The public has massed another T$2.2 billion, local media said. Taiwan companies and entrepreneurs are pledging nearly 300 million yuan ($42.9 million), while others, including president-elect Ma Ying-jeou, donated smaller sums of money or supplies such as tents, sleeping bags and medicine.

"It's hard to say for sure this is the world's highest amount (of aid for this disaster), but according to the news out there so far, it should be," said Tung Chen-yuan, vice director of the Taiwan government's Mainland Affairs Council.

China has claimed sovereignty over self-ruled Taiwan since the end of the Chinese civil war in 1949, and the relationship between Beijing and Taipei has been stormy. Beijing has vowed to bring the island back under its rule, by force if necessary.

But China on Thursday accepted a Taiwan-based China Airlines offer to fly relief materials to Sichuan province, Xinhua news agency said. For security reasons and political concerns, Taiwan aircraft seldom land in China.

A Taiwan Red Cross search-and-rescue crew was cleared to head for China on Friday, the island's government said. The crew will share Taiwan's 1999 earthquake aftermath experience with beleaguered Chinese search-and-rescue personnel.

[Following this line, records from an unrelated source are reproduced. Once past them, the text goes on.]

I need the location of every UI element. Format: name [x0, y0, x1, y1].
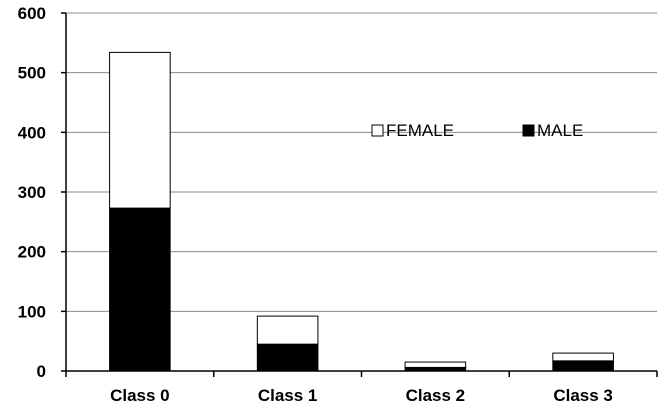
x-tick-label-1: Class 1	[258, 386, 318, 405]
legend-label-male: MALE	[537, 121, 583, 140]
y-tick-label-500: 500	[18, 64, 46, 83]
y-tick-label-300: 300	[18, 183, 46, 202]
y-tick-label-400: 400	[18, 123, 46, 142]
y-tick-label-200: 200	[18, 243, 46, 262]
bar-female-1	[256, 315, 319, 345]
x-tick-label-3: Class 3	[553, 386, 613, 405]
axes	[61, 12, 658, 377]
y-tick-labels: 0 100 200 300 400 500 600	[18, 4, 46, 381]
bar-male-0	[109, 207, 171, 372]
legend: FEMALE MALE	[371, 121, 583, 140]
x-tick-labels: Class 0 Class 1 Class 2 Class 3	[110, 386, 613, 405]
bar-stacks	[109, 51, 614, 372]
bar-female-3	[552, 352, 614, 362]
y-tick-label-600: 600	[18, 4, 46, 23]
x-tick-label-2: Class 2	[406, 386, 466, 405]
legend-swatch-male	[522, 124, 535, 137]
bar-male-3	[552, 360, 614, 372]
bar-female-0	[109, 51, 171, 209]
x-tick-label-0: Class 0	[110, 386, 170, 405]
legend-label-female: FEMALE	[386, 121, 454, 140]
bar-male-1	[256, 343, 319, 372]
bar-female-2	[404, 361, 467, 368]
y-tick-label-0: 0	[37, 362, 46, 381]
y-tick-label-100: 100	[18, 302, 46, 321]
legend-swatch-female	[371, 124, 384, 137]
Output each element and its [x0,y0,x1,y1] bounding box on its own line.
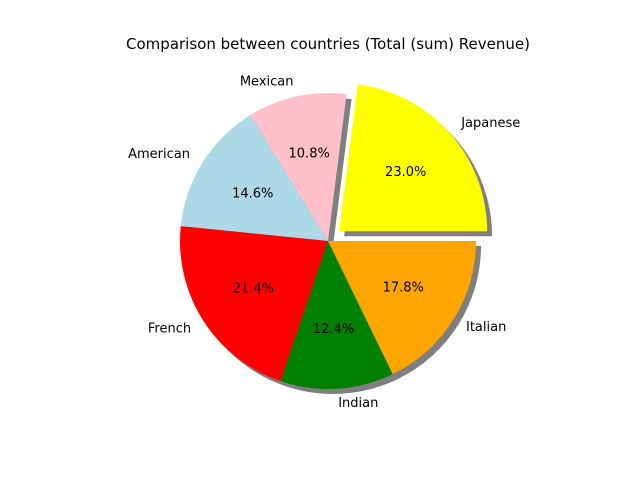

Officials and donation collection agencies said because Taiwan received aid after its own deadly quake in 1999, many on the island feel obligated to give back. The September 21, 1999 quake measured 7.1 and killed 2,416 people.

"Taiwan has gone through quakes before, so we have that unique experience," said Master Chueh-pei, spokeswoman for Taiwan's Fo Guang Shan Buddhist organization, which sent medicine to the frontlines. "And then China is right next to us, so there's a brother-like relationship and a sense of racial similarity."